Eduardo Machado

Personal information
- Full name: Eduardo José Borges Machado
- Date of birth: 26 April 1990 (age 35)
- Place of birth: Chaves, Portugal
- Height: 1.75 m (5 ft 9 in)
- Position(s): Right-back; midfielder;

Team information
- Current team: Santa Maria

Youth career
- 1998–2009: Chaves

Senior career*
- Years: Team / Apps / (Gls)
- 2009–2013: Chaves / 77 / (2)
- 2013–2014: Freamunde / 33 / (3)
- 2014–2016: Tondela / 52 / (1)
- 2016: Chaves / 8 / (0)
- 2016–2020: Boavista / 49 / (0)
- 2020: → Leixões (loan) / 3 / (0)
- 2020–2021: Leixões / 22 / (0)
- 2021–2022: Vilafranquense / 19 / (0)
- 2022–2023: Paredes / 18 / (1)
- 2023–2024: Montalegre / 24 / (2)
- 2024–: Santa Maria / 41 / (3)

International career
- 2011: Portugal U21 / 5 / (0)

= Eduardo Machado (footballer) =

Portuguese footballer

Eduardo José Borges Machado (born 26 April 1990) is a Portuguese professional footballer who plays as a right-back or a right midfielder for Santa Maria.

==Club career==
Born in Chaves, Machado played youth football with local club G.D. Chaves. He appeared in five Segunda Liga matches in 2009–10, when the team was relegated, then spent the following three seasons in the third division. On 13 April 2010, he scored twice to help defeat hosts Associação Naval 1º de Maio 2–1 in the second leg of the semi-finals of the Taça de Portugal, and also appeared in the final against FC Porto.

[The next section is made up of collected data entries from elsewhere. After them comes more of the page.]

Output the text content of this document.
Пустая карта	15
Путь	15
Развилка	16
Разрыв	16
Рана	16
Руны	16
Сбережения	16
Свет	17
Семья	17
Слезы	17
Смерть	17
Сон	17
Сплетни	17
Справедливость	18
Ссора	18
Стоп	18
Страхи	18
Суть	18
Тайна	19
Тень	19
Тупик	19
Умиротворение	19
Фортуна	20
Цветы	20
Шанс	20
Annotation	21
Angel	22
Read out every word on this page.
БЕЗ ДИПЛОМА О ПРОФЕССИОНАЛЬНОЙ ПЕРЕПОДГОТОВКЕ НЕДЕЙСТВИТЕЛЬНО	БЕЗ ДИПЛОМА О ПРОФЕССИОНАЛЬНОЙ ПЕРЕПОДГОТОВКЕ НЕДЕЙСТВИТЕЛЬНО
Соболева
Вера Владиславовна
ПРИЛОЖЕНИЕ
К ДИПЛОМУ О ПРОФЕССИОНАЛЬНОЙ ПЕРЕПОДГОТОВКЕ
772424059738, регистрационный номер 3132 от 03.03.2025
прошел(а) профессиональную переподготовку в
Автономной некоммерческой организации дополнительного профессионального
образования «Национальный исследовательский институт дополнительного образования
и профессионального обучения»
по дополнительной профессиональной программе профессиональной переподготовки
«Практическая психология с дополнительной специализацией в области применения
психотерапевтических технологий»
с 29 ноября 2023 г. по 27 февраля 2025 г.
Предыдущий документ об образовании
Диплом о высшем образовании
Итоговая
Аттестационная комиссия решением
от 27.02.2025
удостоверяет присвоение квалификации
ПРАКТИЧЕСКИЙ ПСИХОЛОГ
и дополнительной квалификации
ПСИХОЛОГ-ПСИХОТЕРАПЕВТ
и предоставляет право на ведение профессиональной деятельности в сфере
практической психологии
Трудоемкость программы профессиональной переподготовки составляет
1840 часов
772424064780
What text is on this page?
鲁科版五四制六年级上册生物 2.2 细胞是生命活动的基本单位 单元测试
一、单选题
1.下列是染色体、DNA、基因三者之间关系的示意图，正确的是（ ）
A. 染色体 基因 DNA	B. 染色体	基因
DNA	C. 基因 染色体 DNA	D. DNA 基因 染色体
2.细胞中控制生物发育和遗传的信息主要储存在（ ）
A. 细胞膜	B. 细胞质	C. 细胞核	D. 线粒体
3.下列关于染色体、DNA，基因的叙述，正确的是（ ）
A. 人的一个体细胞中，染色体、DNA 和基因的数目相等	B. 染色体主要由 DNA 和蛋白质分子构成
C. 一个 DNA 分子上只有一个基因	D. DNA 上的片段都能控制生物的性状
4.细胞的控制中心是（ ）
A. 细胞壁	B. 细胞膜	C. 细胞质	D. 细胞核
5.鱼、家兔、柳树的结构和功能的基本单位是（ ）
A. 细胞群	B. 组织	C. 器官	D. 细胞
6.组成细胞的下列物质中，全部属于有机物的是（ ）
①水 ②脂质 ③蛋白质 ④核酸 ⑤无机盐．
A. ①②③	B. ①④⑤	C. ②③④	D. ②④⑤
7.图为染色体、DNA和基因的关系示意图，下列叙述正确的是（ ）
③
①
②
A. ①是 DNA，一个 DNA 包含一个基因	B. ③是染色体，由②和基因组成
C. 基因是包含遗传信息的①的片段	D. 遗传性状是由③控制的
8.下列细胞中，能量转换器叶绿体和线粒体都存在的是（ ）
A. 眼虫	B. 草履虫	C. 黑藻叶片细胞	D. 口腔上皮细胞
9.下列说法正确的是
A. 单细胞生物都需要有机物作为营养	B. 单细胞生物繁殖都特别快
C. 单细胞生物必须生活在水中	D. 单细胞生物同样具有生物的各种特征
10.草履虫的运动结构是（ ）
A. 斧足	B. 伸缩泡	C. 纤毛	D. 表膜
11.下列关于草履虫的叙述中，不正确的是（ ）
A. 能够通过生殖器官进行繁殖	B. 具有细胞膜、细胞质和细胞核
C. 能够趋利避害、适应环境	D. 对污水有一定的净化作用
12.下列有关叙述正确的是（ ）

After spending the 2013–14 campaign also in the third tier with S.C. Freamunde, helping his side to be promoted as champions, Machado signed with C.D. Tondela in the summer of 2014. He contributed 41 games and one goal in his first year, in a first-ever promotion to the Primeira Liga.

Machado made his debut in the Portuguese top flight on 14 August 2015, playing 90 minutes in a 1–2 home loss against Sporting CP. The following transfer window, he was released and returned to Chaves.

On 26 May 2016, Machado joined Boavista FC. He missed the vast majority of 2017–18, due to an anterior cruciate ligament rupture to his right knee.

On 8 January 2020, Machado was loaned to Leixões S.C. of the second division until 30 June.

==International career==
Machado won five caps for the Portugal under-21 side, all in 2011. His first came on 9 February, when he played the second half of the 3–1 friendly victory over Sweden in Cartaxo.